The title track is our opener. With a metally riff, some seriously heavy drumming, Propagandhi set the scene. Yep, they still know how to rawk. They’re tilling the same land as before. A land of heavy and light, pounding and melodic, screamed and sung. If there’s a band that deserves the word “juxtaposition” in a review it must be Propagandhi. A hardcore intensity and tempo that unfortunately can attract tough guy antics, but a clear message that those jerks aren’t welcome (“We came here to rock. Single moms to the front. Deadbeat dads to the rear. That’s how we do it here.” as they put it in “Tartuffle” later in the album). Heavy riffs that snap into melodic picking. Vocals that range from tuneful singing to hardcore shouting. A disdain for rock’n’roll theatrics but some serious guitar solos that many a denim cut-off clad rocker would happily play air guitar to.
While this album is a continuation of their ongoing musical trajectory “Letters to a Young Anus” feels like a nod to the early years, with the chuggy guitars and bounce that set “How to Clean Everything” apart from so many of their peers. “Lower Order” and “Failed Imagineer” (with an intro sounding like it could have been lifted from GBH’s “Knife Edge”) also draw on that early sound.
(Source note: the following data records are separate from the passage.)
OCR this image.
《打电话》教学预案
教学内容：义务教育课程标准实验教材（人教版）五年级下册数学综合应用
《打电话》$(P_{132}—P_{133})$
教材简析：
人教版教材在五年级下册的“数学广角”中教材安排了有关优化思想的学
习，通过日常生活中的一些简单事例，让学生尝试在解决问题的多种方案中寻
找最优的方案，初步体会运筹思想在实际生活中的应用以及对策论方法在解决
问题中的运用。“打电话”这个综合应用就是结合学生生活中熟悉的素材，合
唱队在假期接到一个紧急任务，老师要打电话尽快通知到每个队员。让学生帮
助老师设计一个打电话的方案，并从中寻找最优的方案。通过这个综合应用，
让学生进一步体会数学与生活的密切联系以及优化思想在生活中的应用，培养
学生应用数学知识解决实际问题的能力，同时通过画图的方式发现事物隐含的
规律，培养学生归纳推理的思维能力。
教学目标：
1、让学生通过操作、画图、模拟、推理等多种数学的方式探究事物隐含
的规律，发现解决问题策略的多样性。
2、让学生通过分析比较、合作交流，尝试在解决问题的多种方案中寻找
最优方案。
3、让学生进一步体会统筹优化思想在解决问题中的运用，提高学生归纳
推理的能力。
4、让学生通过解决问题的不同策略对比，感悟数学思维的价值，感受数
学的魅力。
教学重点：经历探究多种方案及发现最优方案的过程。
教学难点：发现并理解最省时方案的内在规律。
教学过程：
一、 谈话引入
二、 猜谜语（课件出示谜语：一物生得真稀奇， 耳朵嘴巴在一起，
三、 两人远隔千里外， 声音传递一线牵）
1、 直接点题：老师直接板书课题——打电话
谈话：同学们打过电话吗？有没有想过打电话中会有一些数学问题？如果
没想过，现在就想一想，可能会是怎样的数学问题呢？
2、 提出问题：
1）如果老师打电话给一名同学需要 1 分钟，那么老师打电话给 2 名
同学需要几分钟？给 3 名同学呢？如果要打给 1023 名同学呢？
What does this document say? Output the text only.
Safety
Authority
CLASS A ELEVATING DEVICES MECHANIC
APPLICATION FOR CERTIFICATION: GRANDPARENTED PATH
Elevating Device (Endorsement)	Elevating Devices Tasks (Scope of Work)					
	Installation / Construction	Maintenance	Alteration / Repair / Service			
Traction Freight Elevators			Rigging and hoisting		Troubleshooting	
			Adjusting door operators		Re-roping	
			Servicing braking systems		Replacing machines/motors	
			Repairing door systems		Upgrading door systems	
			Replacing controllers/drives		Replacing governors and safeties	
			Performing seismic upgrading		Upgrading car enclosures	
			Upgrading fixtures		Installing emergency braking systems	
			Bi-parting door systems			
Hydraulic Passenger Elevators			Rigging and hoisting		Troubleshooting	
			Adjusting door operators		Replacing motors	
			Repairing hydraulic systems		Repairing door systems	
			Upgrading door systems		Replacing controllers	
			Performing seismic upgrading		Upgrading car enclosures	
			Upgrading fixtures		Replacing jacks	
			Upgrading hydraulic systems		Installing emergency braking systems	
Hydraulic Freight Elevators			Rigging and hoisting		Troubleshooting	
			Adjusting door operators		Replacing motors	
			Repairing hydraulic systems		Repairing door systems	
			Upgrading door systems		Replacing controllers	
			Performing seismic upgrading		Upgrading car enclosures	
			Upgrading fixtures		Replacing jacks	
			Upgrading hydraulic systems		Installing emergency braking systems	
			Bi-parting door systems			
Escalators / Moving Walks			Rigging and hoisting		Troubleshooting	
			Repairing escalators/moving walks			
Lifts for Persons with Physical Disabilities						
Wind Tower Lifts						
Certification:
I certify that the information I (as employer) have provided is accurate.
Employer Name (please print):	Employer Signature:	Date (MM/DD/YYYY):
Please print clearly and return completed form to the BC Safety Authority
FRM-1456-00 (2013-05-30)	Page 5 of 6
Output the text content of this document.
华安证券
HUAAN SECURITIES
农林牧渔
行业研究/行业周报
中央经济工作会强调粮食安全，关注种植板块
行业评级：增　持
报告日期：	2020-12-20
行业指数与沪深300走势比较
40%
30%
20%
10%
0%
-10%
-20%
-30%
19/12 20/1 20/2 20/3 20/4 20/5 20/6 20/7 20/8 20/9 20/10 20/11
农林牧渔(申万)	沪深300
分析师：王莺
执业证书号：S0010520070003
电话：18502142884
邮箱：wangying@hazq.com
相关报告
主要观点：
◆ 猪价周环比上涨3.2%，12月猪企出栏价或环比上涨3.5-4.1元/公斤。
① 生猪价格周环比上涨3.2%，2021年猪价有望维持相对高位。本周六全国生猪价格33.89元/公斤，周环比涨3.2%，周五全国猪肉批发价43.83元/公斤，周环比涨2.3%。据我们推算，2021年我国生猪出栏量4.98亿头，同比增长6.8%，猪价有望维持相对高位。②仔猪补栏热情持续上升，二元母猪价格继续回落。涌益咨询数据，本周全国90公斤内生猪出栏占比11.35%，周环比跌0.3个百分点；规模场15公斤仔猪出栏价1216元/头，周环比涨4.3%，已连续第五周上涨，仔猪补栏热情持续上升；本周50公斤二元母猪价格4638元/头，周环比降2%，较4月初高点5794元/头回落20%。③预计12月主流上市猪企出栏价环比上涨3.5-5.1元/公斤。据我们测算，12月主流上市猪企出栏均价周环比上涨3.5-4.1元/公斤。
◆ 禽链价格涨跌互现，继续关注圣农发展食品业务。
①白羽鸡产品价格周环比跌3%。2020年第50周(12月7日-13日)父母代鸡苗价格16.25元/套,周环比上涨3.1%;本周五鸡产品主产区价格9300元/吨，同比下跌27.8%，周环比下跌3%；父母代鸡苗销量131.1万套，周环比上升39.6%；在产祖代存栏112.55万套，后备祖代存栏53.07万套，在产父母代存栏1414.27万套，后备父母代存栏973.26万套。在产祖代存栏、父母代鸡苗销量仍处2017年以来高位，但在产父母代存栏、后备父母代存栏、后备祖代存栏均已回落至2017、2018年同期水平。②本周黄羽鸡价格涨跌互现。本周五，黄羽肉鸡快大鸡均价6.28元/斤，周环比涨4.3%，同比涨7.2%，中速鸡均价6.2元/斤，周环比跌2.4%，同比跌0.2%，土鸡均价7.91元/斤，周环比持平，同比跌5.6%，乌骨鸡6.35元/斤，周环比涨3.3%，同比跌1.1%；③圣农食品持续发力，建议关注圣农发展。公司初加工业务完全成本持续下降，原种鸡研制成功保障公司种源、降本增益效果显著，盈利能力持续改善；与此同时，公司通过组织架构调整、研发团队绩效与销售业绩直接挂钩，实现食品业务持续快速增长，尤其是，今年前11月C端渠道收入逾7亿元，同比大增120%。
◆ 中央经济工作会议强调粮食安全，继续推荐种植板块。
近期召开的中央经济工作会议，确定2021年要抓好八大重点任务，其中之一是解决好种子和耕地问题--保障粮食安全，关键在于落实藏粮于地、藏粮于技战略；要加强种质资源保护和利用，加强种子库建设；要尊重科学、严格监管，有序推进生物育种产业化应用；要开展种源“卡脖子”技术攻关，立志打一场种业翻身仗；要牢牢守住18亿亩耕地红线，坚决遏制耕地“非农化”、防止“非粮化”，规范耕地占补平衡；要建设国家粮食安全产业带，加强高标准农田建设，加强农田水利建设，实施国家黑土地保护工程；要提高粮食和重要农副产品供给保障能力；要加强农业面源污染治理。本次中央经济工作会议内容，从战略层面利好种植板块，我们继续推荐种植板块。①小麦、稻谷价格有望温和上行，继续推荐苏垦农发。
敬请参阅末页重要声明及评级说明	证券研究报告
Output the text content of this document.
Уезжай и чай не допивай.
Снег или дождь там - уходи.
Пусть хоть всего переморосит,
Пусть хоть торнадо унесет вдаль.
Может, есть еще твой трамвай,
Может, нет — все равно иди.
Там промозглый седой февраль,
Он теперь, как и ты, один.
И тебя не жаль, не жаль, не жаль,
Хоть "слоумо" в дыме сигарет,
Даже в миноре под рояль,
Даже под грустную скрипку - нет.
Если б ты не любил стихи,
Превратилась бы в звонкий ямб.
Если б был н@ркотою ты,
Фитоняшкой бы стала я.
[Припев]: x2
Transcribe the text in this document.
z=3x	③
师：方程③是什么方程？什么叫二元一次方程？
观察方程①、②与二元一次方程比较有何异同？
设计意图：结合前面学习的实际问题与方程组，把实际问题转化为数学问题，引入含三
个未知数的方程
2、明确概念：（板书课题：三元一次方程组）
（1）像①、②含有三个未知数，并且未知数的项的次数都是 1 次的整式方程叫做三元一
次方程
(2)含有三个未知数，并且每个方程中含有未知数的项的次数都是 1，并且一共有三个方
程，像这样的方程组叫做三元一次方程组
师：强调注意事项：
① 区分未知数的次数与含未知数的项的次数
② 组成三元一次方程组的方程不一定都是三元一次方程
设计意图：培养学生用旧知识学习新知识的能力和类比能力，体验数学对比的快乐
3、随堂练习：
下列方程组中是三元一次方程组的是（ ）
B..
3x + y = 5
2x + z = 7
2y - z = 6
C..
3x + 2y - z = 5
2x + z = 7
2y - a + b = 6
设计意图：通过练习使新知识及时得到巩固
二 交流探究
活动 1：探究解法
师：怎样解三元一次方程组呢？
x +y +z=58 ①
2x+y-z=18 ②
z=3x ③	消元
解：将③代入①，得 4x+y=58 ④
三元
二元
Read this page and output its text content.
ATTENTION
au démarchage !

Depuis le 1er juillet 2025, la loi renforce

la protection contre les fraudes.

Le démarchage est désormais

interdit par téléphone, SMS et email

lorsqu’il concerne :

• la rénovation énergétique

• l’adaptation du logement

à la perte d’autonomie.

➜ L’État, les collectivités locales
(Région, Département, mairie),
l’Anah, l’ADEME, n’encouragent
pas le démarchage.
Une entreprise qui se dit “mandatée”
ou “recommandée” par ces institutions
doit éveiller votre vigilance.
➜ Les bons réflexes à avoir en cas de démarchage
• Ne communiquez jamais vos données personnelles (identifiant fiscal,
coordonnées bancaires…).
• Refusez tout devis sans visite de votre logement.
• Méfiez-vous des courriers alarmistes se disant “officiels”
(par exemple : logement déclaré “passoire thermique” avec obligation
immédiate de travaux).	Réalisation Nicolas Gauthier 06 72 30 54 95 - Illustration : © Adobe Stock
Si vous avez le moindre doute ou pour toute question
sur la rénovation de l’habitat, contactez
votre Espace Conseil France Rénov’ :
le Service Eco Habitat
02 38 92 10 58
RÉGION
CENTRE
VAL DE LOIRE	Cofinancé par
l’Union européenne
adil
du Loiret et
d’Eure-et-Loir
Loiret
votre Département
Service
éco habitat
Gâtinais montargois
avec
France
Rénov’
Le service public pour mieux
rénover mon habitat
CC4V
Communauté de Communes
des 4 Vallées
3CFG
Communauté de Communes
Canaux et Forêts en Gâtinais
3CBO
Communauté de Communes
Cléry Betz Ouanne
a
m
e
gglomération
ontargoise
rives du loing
The band’s musicianship is, as always, beyond reproach and was recently supplemented by the arrival of Sulynn Hago to replace David Guillas on guitar. Allegedly they were sent 400 audition tapes, and she came top of the pile. On songs such as “Cop Just Out Of Frame” the dexterity on the fretboard could easily match any of the “guitar greats”. The frantic drumming is also stand out stuff, so loud, so fast, hit so hard that it acts as an extra voice where aggression is required.
My only complaint is that the vocals are at times almost buried by the production which captures every cymbal and every note. Which for a band with so much to say, would be a great shame. I guess it just means we have to pay more attention.
Overall it’s a good album. At times this band can be almost formulaic. Start with a heavy intro, quiet noodley guitar bridge, fast/shouty or melancholy/tuneful main song, stick in some vocal harmonies, end on a quirky time signature or guitar strewn rock out. But then that’s Propagandhi for ya. Who else should they sound like but themselves!? If you like Propagandhi, you know what to expect – more of what came before, but I would suggest better than the last 2 LPs. What more can I say?